LaPlace man gets 12 years for heroin dealing
Published 12:09 am Saturday, October 17, 2015
NEW ORLEANS — A LaPlace man was sentenced to 12 years in jail this week for his role in distributing more than 100 grams of heroin.
U.S. Attorney Kenneth A. Polite announced Ricky Marquette Bozeman, 37, of LaPlace, was sentenced Thursday after having previously pleading guilty to conspiracy to distribute and possess with intent to distribute over 100 grams of heroin.
U.S. District Judge Carl J. Barbier sentenced Bozeman to 144 months incarceration, to be followed by four years of supervised release.
DEA Special Agent in Charge Keith Brown said heroin has become an epidemic in the New Orleans area, adding the DEA is attacking the criminals who target the weak and addicted with their violent drug trafficking.
“Heroin trafficking is the worst of the worst, preying on and sometimes creating an addict population, which leads to other types of crime and violence,” Brown said. “This investigation demonstrates the commitment of the DEA and the U.S. Attorney’s Office to dismantle these groups and send them to federal prison.”
Also announced this week was that Vincent Jones, 45, of New Orleans, pleaded guilty Thursday to conspiracy to distribute and conspiracy to possess with intent to distribute over one kilogram of heroin.
Jones is facing 20 years to life imprisonment, as well as a possible fine of up to $20,000,000. Barbier set sentencing for Jan. 21.

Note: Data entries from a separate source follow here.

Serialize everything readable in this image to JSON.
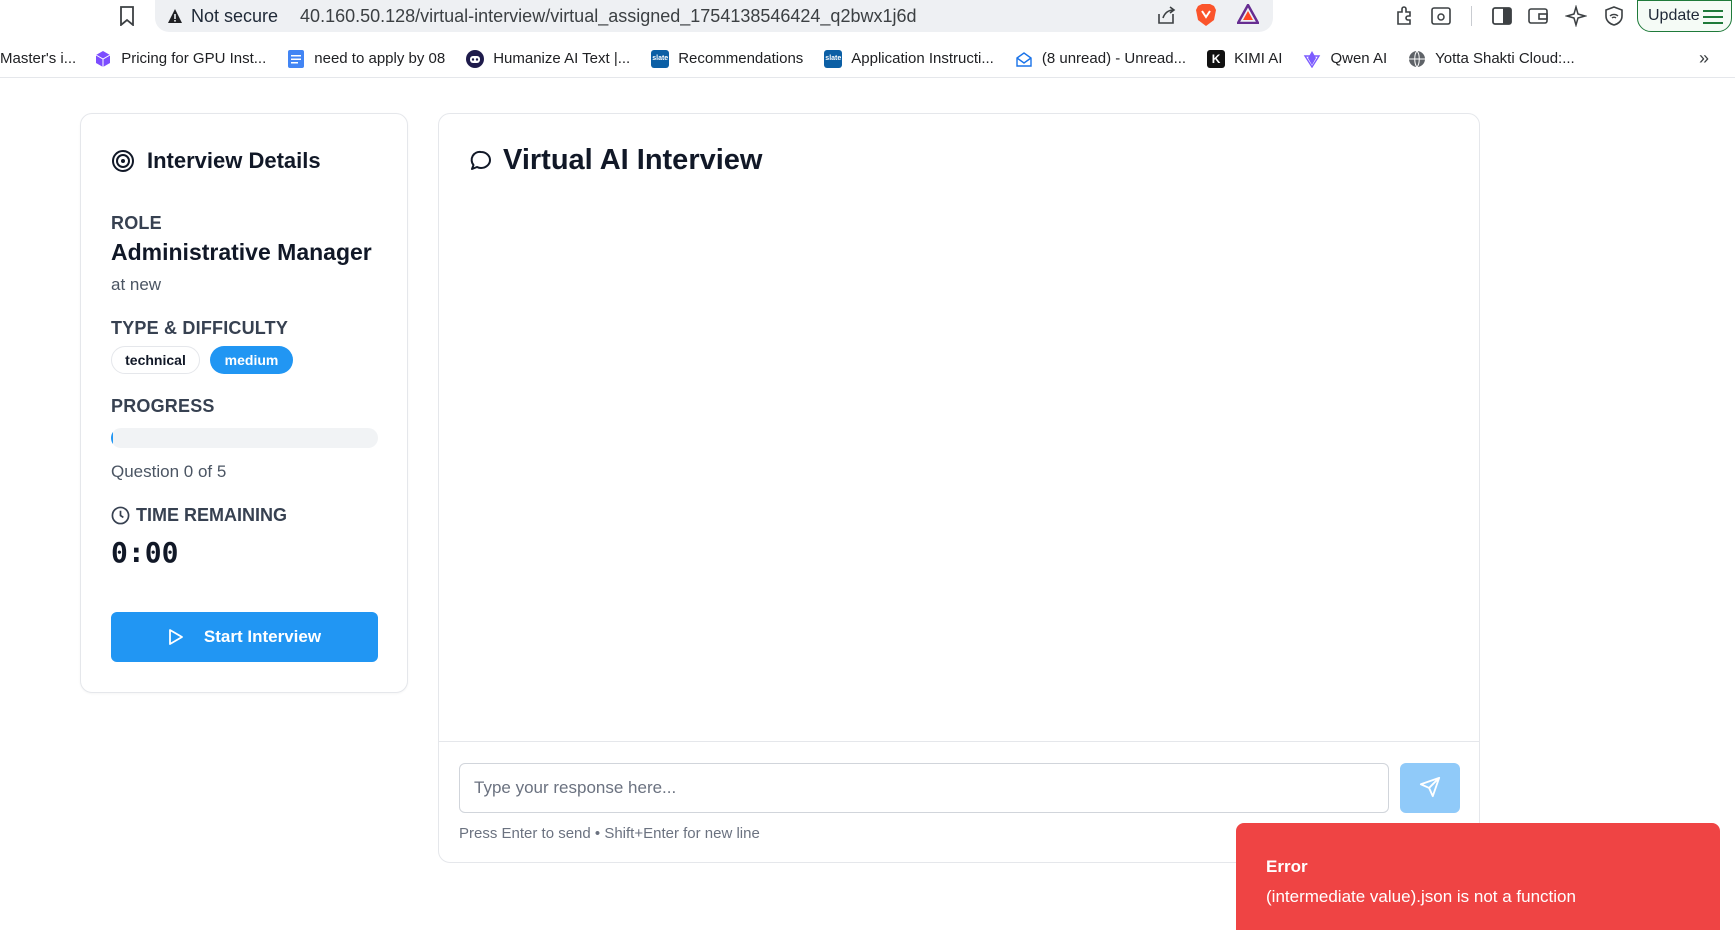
{
  "browser": {
    "security_label": "Not secure",
    "url": "40.160.50.128/virtual-interview/virtual_assigned_1754138546424_q2bwx1j6d",
    "update_label": "Update",
    "bookmarks": [
      {
        "label": "Master's i...",
        "icon": "page-icon",
        "color": "#ffffff"
      },
      {
        "label": "Pricing for GPU Inst...",
        "icon": "cube-icon",
        "color": "#7c4dff"
      },
      {
        "label": "need to apply by 08",
        "icon": "docs-icon",
        "color": "#4285f4"
      },
      {
        "label": "Humanize AI Text |...",
        "icon": "bot-icon",
        "color": "#1e1b4b"
      },
      {
        "label": "Recommendations",
        "icon": "slate-icon",
        "color": "#0b5fa5",
        "glyph": "slate"
      },
      {
        "label": "Application Instructi...",
        "icon": "slate-icon",
        "color": "#0b5fa5",
        "glyph": "slate"
      },
      {
        "label": "(8 unread) - Unread...",
        "icon": "mail-icon",
        "color": "#ffffff"
      },
      {
        "label": "KIMI AI",
        "icon": "kimi-icon",
        "color": "#111111",
        "glyph": "K"
      },
      {
        "label": "Qwen AI",
        "icon": "qwen-icon",
        "color": "#ffffff"
      },
      {
        "label": "Yotta Shakti Cloud:...",
        "icon": "globe-icon",
        "color": "#ffffff"
      }
    ]
  },
  "sidebar": {
    "title": "Interview Details",
    "role_label": "ROLE",
    "role_value": "Administrative Manager",
    "role_company": "at new",
    "type_label": "TYPE & DIFFICULTY",
    "type_badge": "technical",
    "difficulty_badge": "medium",
    "progress_label": "PROGRESS",
    "progress_fraction": 0,
    "progress_text": "Question 0 of 5",
    "time_label": "TIME REMAINING",
    "time_value": "0:00",
    "start_button": "Start Interview"
  },
  "main": {
    "title": "Virtual AI Interview",
    "input_placeholder": "Type your response here...",
    "hint": "Press Enter to send • Shift+Enter for new line"
  },
  "toast": {
    "title": "Error",
    "message": "(intermediate value).json is not a function"
  },
  "colors": {
    "accent": "#2196f3",
    "accent_light": "#90caf9",
    "error": "#ef4444"
  }
}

Bozeman and Jones were two of 12 defendants charged in a 23-count indictment on July 25, 2014. According to court documents, this indictment sprung from an investigation into a heroin-trafficking organization operating in New Orleans East.
This organization was responsible for distributing at least 15 kilograms of heroin in the New Orleans area. As part of the arrests in this case, federal agents have seized from the 12 defendants approximately $1,200,000 in vehicles, currency, jewelry and property as proceeds made from the sale of heroin.
“Heroin is leading to alarming levels of violence and overdose deaths in our communities,” Polite said. “Because of the danger posed by this dangerous narcotic, our Office will be vigilant in fighting heroin trafficking, and the loss of life that stems from it, in all parts of Southeast Louisiana.”